We were having salmon for dinner, and as usual were closely guarding our plates as Sweetie circled around the backs of our chairs, onto the window sill, making attempts on the table. First I set her down on the floor, clicked (I used a tongue click, the "tock" that you make when you remove your tongue from the roof of your mouth under pressure), and gave her a bit of salmon. You should have seen the surprised look on her face.

Thereafter, I CTd (clicked-treated) any movement away from the table. I CTd the first motion toward sitting. Soon her butt was glued to the floor. Every couple of minutes of sitting, I rewarded her again. By the end of dinner I had a cat who was quietly begging, sitting by my chair, instead of making strafing runs on my plate. This took no more than 10 small bits of salmon. At the end of dinner she got one last click, then a bonanza of all of the salmon skin cut up in small pieces, on a plate in the place where she usually eats.
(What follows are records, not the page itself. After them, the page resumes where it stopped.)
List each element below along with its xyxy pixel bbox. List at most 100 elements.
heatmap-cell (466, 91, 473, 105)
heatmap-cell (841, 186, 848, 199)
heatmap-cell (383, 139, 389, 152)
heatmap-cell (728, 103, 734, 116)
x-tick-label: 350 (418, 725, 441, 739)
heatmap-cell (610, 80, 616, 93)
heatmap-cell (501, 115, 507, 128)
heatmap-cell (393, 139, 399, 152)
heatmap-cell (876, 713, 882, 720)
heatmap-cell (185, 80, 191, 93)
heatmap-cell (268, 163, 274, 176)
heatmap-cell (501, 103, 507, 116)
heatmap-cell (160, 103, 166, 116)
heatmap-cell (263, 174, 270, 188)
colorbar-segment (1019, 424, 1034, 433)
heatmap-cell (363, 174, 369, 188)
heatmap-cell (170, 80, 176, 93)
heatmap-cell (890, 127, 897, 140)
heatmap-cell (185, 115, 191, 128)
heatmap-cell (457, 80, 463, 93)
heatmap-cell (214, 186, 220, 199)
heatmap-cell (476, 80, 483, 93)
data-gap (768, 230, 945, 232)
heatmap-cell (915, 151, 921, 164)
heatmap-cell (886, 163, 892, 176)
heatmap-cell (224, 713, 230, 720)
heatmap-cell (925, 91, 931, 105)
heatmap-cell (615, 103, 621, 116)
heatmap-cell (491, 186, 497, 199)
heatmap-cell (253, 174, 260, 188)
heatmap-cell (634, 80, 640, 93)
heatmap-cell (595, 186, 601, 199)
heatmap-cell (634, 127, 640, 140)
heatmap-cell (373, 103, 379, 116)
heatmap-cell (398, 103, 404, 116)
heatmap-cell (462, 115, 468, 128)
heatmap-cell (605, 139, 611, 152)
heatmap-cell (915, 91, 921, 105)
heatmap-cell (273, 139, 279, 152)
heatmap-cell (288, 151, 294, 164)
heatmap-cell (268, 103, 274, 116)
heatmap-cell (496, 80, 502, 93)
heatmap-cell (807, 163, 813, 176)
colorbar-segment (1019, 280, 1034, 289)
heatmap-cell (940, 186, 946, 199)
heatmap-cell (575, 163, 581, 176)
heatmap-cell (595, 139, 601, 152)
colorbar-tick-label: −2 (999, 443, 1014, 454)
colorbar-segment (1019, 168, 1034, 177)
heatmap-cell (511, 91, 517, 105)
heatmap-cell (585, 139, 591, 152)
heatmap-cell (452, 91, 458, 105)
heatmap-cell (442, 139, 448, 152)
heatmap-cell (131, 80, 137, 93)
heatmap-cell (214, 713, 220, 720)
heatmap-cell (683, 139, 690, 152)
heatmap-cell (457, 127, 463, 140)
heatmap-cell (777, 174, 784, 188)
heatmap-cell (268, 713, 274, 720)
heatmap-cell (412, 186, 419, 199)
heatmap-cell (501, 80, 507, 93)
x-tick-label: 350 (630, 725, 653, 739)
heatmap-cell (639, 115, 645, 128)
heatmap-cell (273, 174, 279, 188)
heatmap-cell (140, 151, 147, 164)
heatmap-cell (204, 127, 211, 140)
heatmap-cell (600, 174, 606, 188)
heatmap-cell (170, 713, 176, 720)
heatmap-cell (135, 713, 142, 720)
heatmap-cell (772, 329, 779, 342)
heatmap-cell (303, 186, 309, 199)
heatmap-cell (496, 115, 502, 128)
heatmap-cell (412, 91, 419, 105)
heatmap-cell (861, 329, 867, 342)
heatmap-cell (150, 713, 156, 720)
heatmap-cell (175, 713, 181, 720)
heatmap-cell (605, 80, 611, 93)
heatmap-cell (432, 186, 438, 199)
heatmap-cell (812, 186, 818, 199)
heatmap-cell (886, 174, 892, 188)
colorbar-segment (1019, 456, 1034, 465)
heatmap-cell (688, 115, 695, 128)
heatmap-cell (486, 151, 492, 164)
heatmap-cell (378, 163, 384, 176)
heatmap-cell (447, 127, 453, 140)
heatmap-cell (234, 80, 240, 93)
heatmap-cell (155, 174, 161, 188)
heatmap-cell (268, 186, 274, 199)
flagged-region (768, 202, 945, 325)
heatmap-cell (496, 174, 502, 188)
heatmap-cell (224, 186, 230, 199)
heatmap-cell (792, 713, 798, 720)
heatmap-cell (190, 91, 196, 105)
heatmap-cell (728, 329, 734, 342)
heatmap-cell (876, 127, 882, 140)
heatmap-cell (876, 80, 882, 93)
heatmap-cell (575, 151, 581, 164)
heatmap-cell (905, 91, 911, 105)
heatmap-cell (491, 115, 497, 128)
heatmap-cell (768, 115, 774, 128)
DH was amazed. At the next meal we repeated the performance with bits of lunch meat and cheese from my sandwich. She already started out beside my chair instead of on the table. When she would climb onto my chair I pet her, but no food, and she got a CT each time she returned to the floor, where she daintily accepted each bit of food from my fingers. At the end of dinner I announced "all done" as I removed the plates, and she calmly went on to other activities.



I know some would argue that any begging is unacceptable. I'm not fond of it, myself. But this was a huge improvement in just two training sessions. I think the hardest thing about clicker training is deciding exactly which behavior you want to reward. In my case, I didn't want to desert my dinner, so I took the easy path of just getting her off the table. I would have had to spend some time thinking about what I would rather have her do than sit by my side on the floor.

I'm kicking myself that I didn't think of this earlier. Think of the things Sweetie could have learned to do, as well as becoming a much better behaved cat. I hope the special person who adopts her appreciates how smart she is, as well as how beautiful.

5 comments:

Anonymous said...

Poor dear Sweetie must have a lot of plastic in her gut from all that chewing of sandwich bags. I hope she only takes small bites. I'm going to miss her.

gottagopractice said...

I miss Sweetie, too. It was much harder for me to take an adult cat back to the shelter than a kitten. I'm going to try to stick to orphans in the future, and I think the bigs would appreciate that policy, as well.

Anonymous said...

That is so great, about the CT. I wonder if it works with aggression?

Older cats are very hard! I work at a shelter, so I am very interested in your fostering experiences!

Anonymous said...

I mean hard to give up--not "hard" like they're bad or anything. It's just difficult to see a perfectly sweet cat get passed over because it's not the right color/age/sex/doesn't match the carpet/whatever.

gottagopractice said...

I've read success stories about alleviating fear-based aggressive behavior in dogs using clicker training. In cats, most people I've read about use it to train alternative behaviors to pre-empt the aggression. There are lots of testimonials about it generally improving the disposition of the animal - they just think it's fun.

You might be interested in looking at this "fundamentals of clicker training cats" video. Karen Pryor is the "mother" of clicker training in the US.

And yes, hard is an understatement. I'm planning to visit Sweetie at the shelter this afternoon. My heart is breaking at the thought of her back in prison. I saw the photo of her they put on the web site... a true mug shot.